Natuurlijke historie, bijzondere dieren en zomaar een Drost

De laatste maanden van het jaar zijn, sinds ik me met de achttiende-eeuwse familie Gordon bezig houd, en meer bepaald met de boeiende figuur van Robert Jacob Gordon (1743-1795), ook altijd een beetje het jaargetijde van de giraffe.

Natuurlijke historie

Natuurlijke historie, afgeleid van het Latijnse historia naturalis, is de beschrijving van de dingen der natuur, niet zozeer de geschiedenis van de natuur. Deze tak van wetenschap bloeide bijzonder in de achttiende eeuw, in het spoor van de ‘ontdekkingsreizen’ door koloniale mogendheden. Reizigers en wetenschappers maakten gebruik van de handelsroutes en overzeese bezette gebieden om de voor Europeanen onbekende gebieden te onderzoeken en in kaart te brengen. Robert Jacob Gordon was zo’n wetenschappelijke reiziger.

Giraffe van Robert Jacob Gordon

Giraffa Camelopardalis, door Robert Jacob Gordon. Rijksmuseum RP-T-1914-17-500

Tijdens zijn vierde grote reis door de binnengebieden van zuidelijk Afrika, van 27 juni 1779 tot 13 januari 1780, ontmoet hij het dier waar hij – en met hem heel wetenschappelijk Europa – jaren naar heeft uitgekeken. De camelopardalis, het kameelpaard, bij ons beter bekend als giraffe, of zoals Gordon zegt: ‘het schoonste en singulierste gesigt in alle mijne Reisen’. Wetenschappelijk verantwoord volgens het pure empirisme van die tijd wordt een exemplaar geschoten, getekend, opgemeten, geslacht en opgegeten. Huid en botten worden geprepareerd om te worden opgestuurd naar professor filosofie en natuurlijke historie in Leiden, Jean Nicolas Sébastien Allamand (1713-1787). Hij is door de jaren heen degene die vanuit zuidelijk Afrika nieuws, onderzoek en specimen door zijn vriend Gordon krijgt opgestuurd. Nadat Allamand de exemplaren, beschrijvingen en tekeningen heeft bestudeerd en verwerkt in zijn Nederlandse en herziene versie van Buffon’s Histoire naturelle wordt een en ander, waaronder ook het skelet en de huid van de giraffe, naar Arnout Vosmaer (1720-1799) gestuurd. Vosmaer was de conservator en directeur van (en verwoed verzamelaar voor) de stadhouderlijke menagerie en het Kabinet van Natuurlijke Historie van prins van Oranje Willem V. 

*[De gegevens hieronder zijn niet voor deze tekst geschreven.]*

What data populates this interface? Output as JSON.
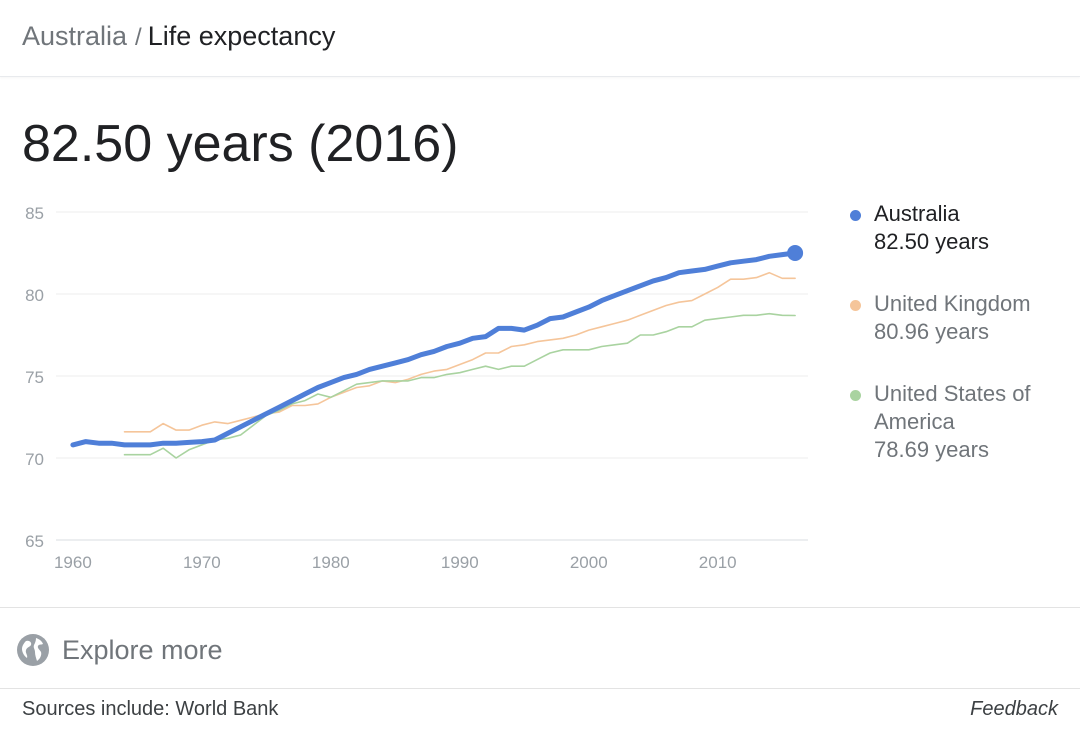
{
  "header": {
    "country": "Australia",
    "separator": "/",
    "topic": "Life expectancy"
  },
  "headline": "82.50 years (2016)",
  "legend": [
    {
      "name": "Australia",
      "value": "82.50 years",
      "color": "#4f7fd8"
    },
    {
      "name": "United Kingdom",
      "value": "80.96 years",
      "color": "#f5c59a"
    },
    {
      "name": "United States of America",
      "value": "78.69 years",
      "color": "#a9d3a0"
    }
  ],
  "footer": {
    "explore_label": "Explore more",
    "explore_icon": "globe-icon",
    "sources": "Sources include: World Bank",
    "feedback": "Feedback"
  },
  "chart_data": {
    "type": "line",
    "title": "",
    "xlabel": "",
    "ylabel": "",
    "xlim": [
      1959,
      2017
    ],
    "ylim": [
      65,
      85
    ],
    "x_ticks": [
      1960,
      1970,
      1980,
      1990,
      2000,
      2010
    ],
    "y_ticks": [
      65,
      70,
      75,
      80,
      85
    ],
    "grid": true,
    "legend_position": "right",
    "series": [
      {
        "name": "Australia",
        "color": "#4f7fd8",
        "emphasis": true,
        "x": [
          1960,
          1961,
          1962,
          1963,
          1964,
          1965,
          1966,
          1967,
          1968,
          1969,
          1970,
          1971,
          1972,
          1973,
          1974,
          1975,
          1976,
          1977,
          1978,
          1979,
          1980,
          1981,
          1982,
          1983,
          1984,
          1985,
          1986,
          1987,
          1988,
          1989,
          1990,
          1991,
          1992,
          1993,
          1994,
          1995,
          1996,
          1997,
          1998,
          1999,
          2000,
          2001,
          2002,
          2003,
          2004,
          2005,
          2006,
          2007,
          2008,
          2009,
          2010,
          2011,
          2012,
          2013,
          2014,
          2015,
          2016
        ],
        "y": [
          70.8,
          71.0,
          70.9,
          70.9,
          70.8,
          70.8,
          70.8,
          70.9,
          70.9,
          70.95,
          71.0,
          71.1,
          71.5,
          71.9,
          72.3,
          72.7,
          73.1,
          73.5,
          73.9,
          74.3,
          74.6,
          74.9,
          75.1,
          75.4,
          75.6,
          75.8,
          76.0,
          76.3,
          76.5,
          76.8,
          77.0,
          77.3,
          77.4,
          77.9,
          77.9,
          77.8,
          78.1,
          78.5,
          78.6,
          78.9,
          79.2,
          79.6,
          79.9,
          80.2,
          80.5,
          80.8,
          81.0,
          81.3,
          81.4,
          81.5,
          81.7,
          81.9,
          82.0,
          82.1,
          82.3,
          82.4,
          82.5
        ]
      },
      {
        "name": "United Kingdom",
        "color": "#f5c59a",
        "emphasis": false,
        "x": [
          1964,
          1965,
          1966,
          1967,
          1968,
          1969,
          1970,
          1971,
          1972,
          1973,
          1974,
          1975,
          1976,
          1977,
          1978,
          1979,
          1980,
          1981,
          1982,
          1983,
          1984,
          1985,
          1986,
          1987,
          1988,
          1989,
          1990,
          1991,
          1992,
          1993,
          1994,
          1995,
          1996,
          1997,
          1998,
          1999,
          2000,
          2001,
          2002,
          2003,
          2004,
          2005,
          2006,
          2007,
          2008,
          2009,
          2010,
          2011,
          2012,
          2013,
          2014,
          2015,
          2016
        ],
        "y": [
          71.6,
          71.6,
          71.6,
          72.1,
          71.7,
          71.7,
          72.0,
          72.2,
          72.1,
          72.3,
          72.5,
          72.7,
          72.8,
          73.2,
          73.2,
          73.3,
          73.7,
          74.0,
          74.3,
          74.4,
          74.7,
          74.6,
          74.8,
          75.1,
          75.3,
          75.4,
          75.7,
          76.0,
          76.4,
          76.4,
          76.8,
          76.9,
          77.1,
          77.2,
          77.3,
          77.5,
          77.8,
          78.0,
          78.2,
          78.4,
          78.7,
          79.0,
          79.3,
          79.5,
          79.6,
          80.0,
          80.4,
          80.9,
          80.9,
          81.0,
          81.3,
          80.96,
          80.96
        ]
      },
      {
        "name": "United States of America",
        "color": "#a9d3a0",
        "emphasis": false,
        "x": [
          1964,
          1965,
          1966,
          1967,
          1968,
          1969,
          1970,
          1971,
          1972,
          1973,
          1974,
          1975,
          1976,
          1977,
          1978,
          1979,
          1980,
          1981,
          1982,
          1983,
          1984,
          1985,
          1986,
          1987,
          1988,
          1989,
          1990,
          1991,
          1992,
          1993,
          1994,
          1995,
          1996,
          1997,
          1998,
          1999,
          2000,
          2001,
          2002,
          2003,
          2004,
          2005,
          2006,
          2007,
          2008,
          2009,
          2010,
          2011,
          2012,
          2013,
          2014,
          2015,
          2016
        ],
        "y": [
          70.2,
          70.2,
          70.2,
          70.6,
          70.0,
          70.5,
          70.8,
          71.1,
          71.2,
          71.4,
          72.0,
          72.6,
          72.9,
          73.3,
          73.5,
          73.9,
          73.7,
          74.1,
          74.5,
          74.6,
          74.7,
          74.7,
          74.7,
          74.9,
          74.9,
          75.1,
          75.2,
          75.4,
          75.6,
          75.4,
          75.6,
          75.6,
          76.0,
          76.4,
          76.6,
          76.6,
          76.6,
          76.8,
          76.9,
          77.0,
          77.5,
          77.5,
          77.7,
          78.0,
          78.0,
          78.4,
          78.5,
          78.6,
          78.7,
          78.7,
          78.8,
          78.7,
          78.69
        ]
      }
    ]
  }
}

Met de beschrijvingen van nieuwe werelden, flora en fauna in de zeventiende en achttiende eeuw, kwam ook het verzamelen van voorwerpen van natuurlijke historie in zwang. De verzamelwoede, zowel in specimen als in kennis, vierde hoogtij in deze zogenaamde tijd van de Verlichting in Europa. De Oranjes waren in de achttiende-eeuwse Republiek misschien de grootste collecteurs van zaken van natuurlijke curiositeiten, ze waren zeker niet de enigen en ook niet de eersten. Vele reizigers en bestuurders in dienst van de West-Indische en Oost-Indische Compagnieën maakten gebruik van hun tijd aan de andere kant van de wereld om bijzondere planten en dieren op papier vast te leggen en, wanneer mogelijk, naar het thuisland te transporteren, al dan niet in opdracht van betalende particuliere opdrachtgevers.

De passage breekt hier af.